A partir daí, o pescoço do paciente e do doador seriam cortados para que as artérias e veias importantes fossem envoltas com tubos feitos de uma combinação de silicone e plástico – esses tubos seriam comprimidos para impedir o fluxo de sangue e depois afrouxados para facilitar a circulação quando a cabeça fosse reconectada.
Uma parte ainda mais delicada é o corte da medula espinhal, algo que seria feito com um bisturi especial, feito de diamantes, por causa de sua força. A cabeça, então, é movida para o novo corpo e as medulas, conectadas com um tipo especial de cola.
Os desafios seriam enormes, a começar pelo perigo da rejeição do corpo pela cabeça, das dificuldades em reabilitar o paciente após a cirurgia e, sobretudo, da incerteza sobre como será possível integrar a parte da espinha que começa na cabeça e prossegue pelas costas do corpo humano.
Testando a ciência
Canavero conta que primeiro testará o procedimento em doadores que tenham tido morte cerebral.
“Vamos simplesmente cortar a medula espinhal e, durante seis a 12 horas, monitorar a recuperação e a condição neuro-fisiológica”, diz o italiano.
Ele deposita suas esperanças também na substância usada para reconectar a medula espinhal – um polímero inorgânico chamado polietilenoglicol.

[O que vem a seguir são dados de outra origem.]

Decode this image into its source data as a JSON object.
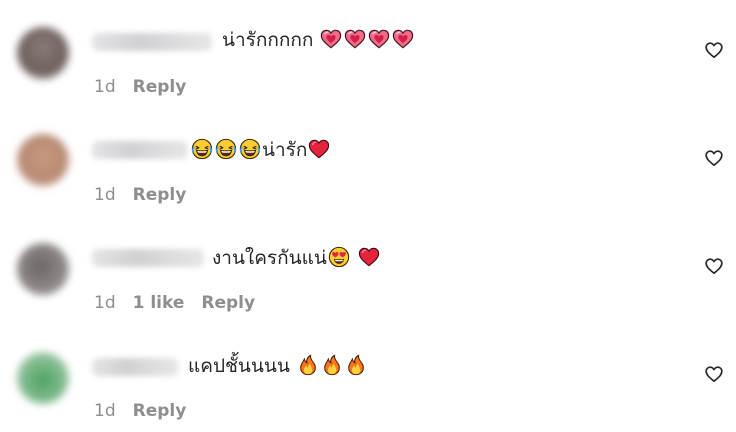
{
  "comments": [
    {
      "text": "น่ารักกกกก",
      "time": "1d",
      "likes": "",
      "reply_label": "Reply"
    },
    {
      "text": "น่ารัก",
      "time": "1d",
      "likes": "",
      "reply_label": "Reply"
    },
    {
      "text": "งานใครกันแน่",
      "time": "1d",
      "likes": "1 like",
      "reply_label": "Reply"
    },
    {
      "text": "แคปชั้นนนน",
      "time": "1d",
      "likes": "",
      "reply_label": "Reply"
    }
  ],
  "colors": {
    "text": "#262626",
    "meta": "#8e8e8e",
    "heart_red": "#e0245e",
    "heart_pink": "#f1677f",
    "fire_orange": "#f7901e"
  },
  "icons": {
    "like": "heart-outline-icon",
    "pink_heart": "sparkling-heart-emoji",
    "red_heart": "red-heart-emoji",
    "laugh": "grinning-squinting-face-emoji",
    "heart_eyes": "smiling-face-with-heart-eyes-emoji",
    "fire": "fire-emoji"
  }
}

“Agora temos uma substância que faz o milagre de renovar uma medula espinhal cortada. Os resultados que temos são espetaculares. Fizemos um teste com um cachorro e ele se recuperou em duas semanas. Ele conseguia correr”.
‘Ficção científica’
A maioria dos especialistas médicos classifica a proposta de Canavero como “ficção científica” e acha que um transplante de cabeça é impossível – além de potencialmente trazer dilemas éticos e submeter pacientes a procedimentos que podem ser muito dolorosos.
Em reportagem de abril, o jornal britânico The Independent citou Arthur Caplan, fundador do Centro de Bioética da Escola de Medicina da Universidade de Nova York, dizendo que Canavero era um “charlatão” que visava a “autopromoção” oferecendo “falsas esperanças” aos pacientes.

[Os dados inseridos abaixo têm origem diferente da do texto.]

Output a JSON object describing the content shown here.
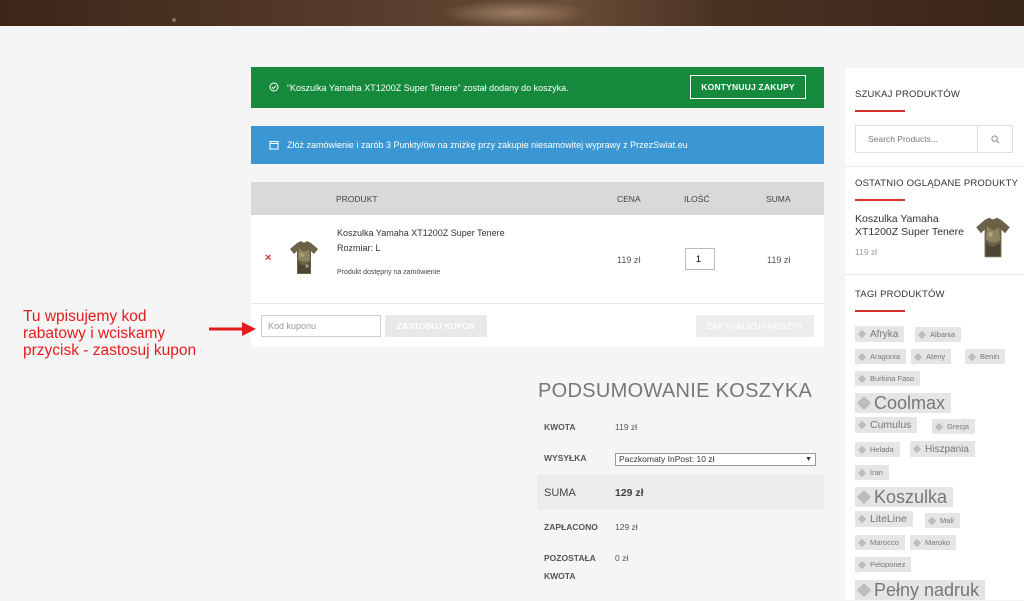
{
  "notices": {
    "added_message": "“Koszulka Yamaha XT1200Z Super Tenere” został dodany do koszyka.",
    "continue_label": "KONTYNUUJ ZAKUPY",
    "points_message": "Złóż zamówienie i zarób 3 Punkty/ów na zniżkę przy zakupie niesamowitej wyprawy z PrzezSwiat.eu"
  },
  "cart": {
    "headers": {
      "product": "PRODUKT",
      "price": "CENA",
      "qty": "ILOŚĆ",
      "total": "SUMA"
    },
    "item": {
      "remove": "×",
      "name": "Koszulka Yamaha XT1200Z Super Tenere",
      "size_label": "Rozmiar:",
      "size_value": "L",
      "note": "Produkt dostępny na zamówienie",
      "price": "119 zł",
      "qty": "1",
      "total": "119 zł"
    },
    "coupon_placeholder": "Kod kuponu",
    "apply_label": "ZASTOSUJ KUPON",
    "update_label": "ZAKTUALIZUJ KOSZYK"
  },
  "annotation": {
    "line1": "Tu wpisujemy kod",
    "line2": "rabatowy i wciskamy",
    "line3": "przycisk - zastosuj kupon",
    "color": "#e31b1b"
  },
  "summary": {
    "title": "PODSUMOWANIE KOSZYKA",
    "amount_label": "KWOTA",
    "amount": "119 zł",
    "shipping_label": "WYSYŁKA",
    "shipping_option": "Paczkomaty InPost: 10 zł",
    "total_label": "SUMA",
    "total": "129 zł",
    "paid_label": "ZAPŁACONO",
    "paid": "129 zł",
    "remaining_label_1": "POZOSTAŁA",
    "remaining_label_2": "KWOTA",
    "remaining": "0 zł"
  },
  "sidebar": {
    "search_title": "SZUKAJ PRODUKTÓW",
    "search_placeholder": "Search Products...",
    "recent_title": "OSTATNIO OGLĄDANE PRODUKTY",
    "recent_name": "Koszulka Yamaha XT1200Z Super Tenere",
    "recent_price": "119 zł",
    "tags_title": "TAGI PRODUKTÓW",
    "tags": [
      "Afryka",
      "Albania",
      "Aragonia",
      "Ateny",
      "Benin",
      "Burkina Faso",
      "Coolmax",
      "Cumulus",
      "Grecja",
      "Helada",
      "Hiszpania",
      "Iran",
      "Koszulka",
      "LiteLine",
      "Mali",
      "Marocco",
      "Maroko",
      "Peloponez",
      "Pełny nadruk"
    ]
  },
  "colors": {
    "success": "#158a3c",
    "info": "#3a97d3",
    "accent": "#d9302b"
  }
}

Há quem também duvide de que a aprovação de órgãos regulatórios, o financiamento e a capacidade técnica para o transplante estejam disponíveis no fim de 2017, como prevê Canavero.

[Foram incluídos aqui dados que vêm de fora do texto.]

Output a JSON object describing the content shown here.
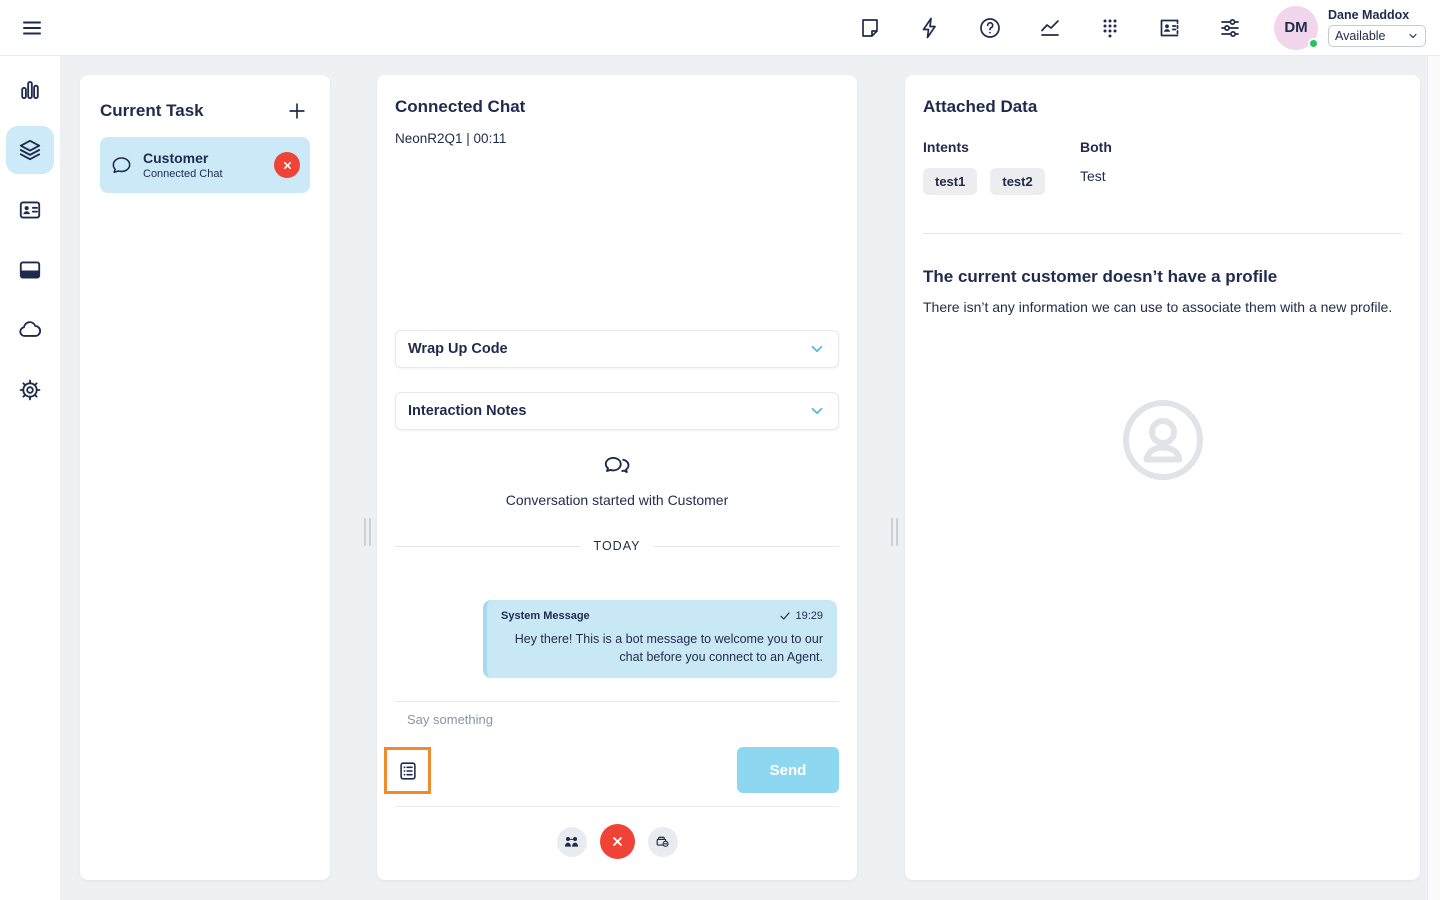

Em uma conferência de cirurgia cerebral em Annapolis, EUA, em julho, a palestra de Canavero foi uma das mais esperadas e comentadas.
Muitos colegas viram o procedimento com ceticismo; outros destacaram, porém, que diversas descobertas científicas já foram classificadas de “loucura” antes de serem concretizadas – além de terem permitido outros avanços científicos em paralelo a sua concretização.
Canavero, por sua vez, diz já ter testes em macacos para usar como base e que o procedimento tem “90% de chances de sucesso”.
“Isso quer dizer que o paciente acorda sem danos e já começa a andar dentro de um mês ou depois de fisioterapia”, explica.
“Estamos dando esperanças às pessoas que têm sido decepcionadas pela medicina ocidental”.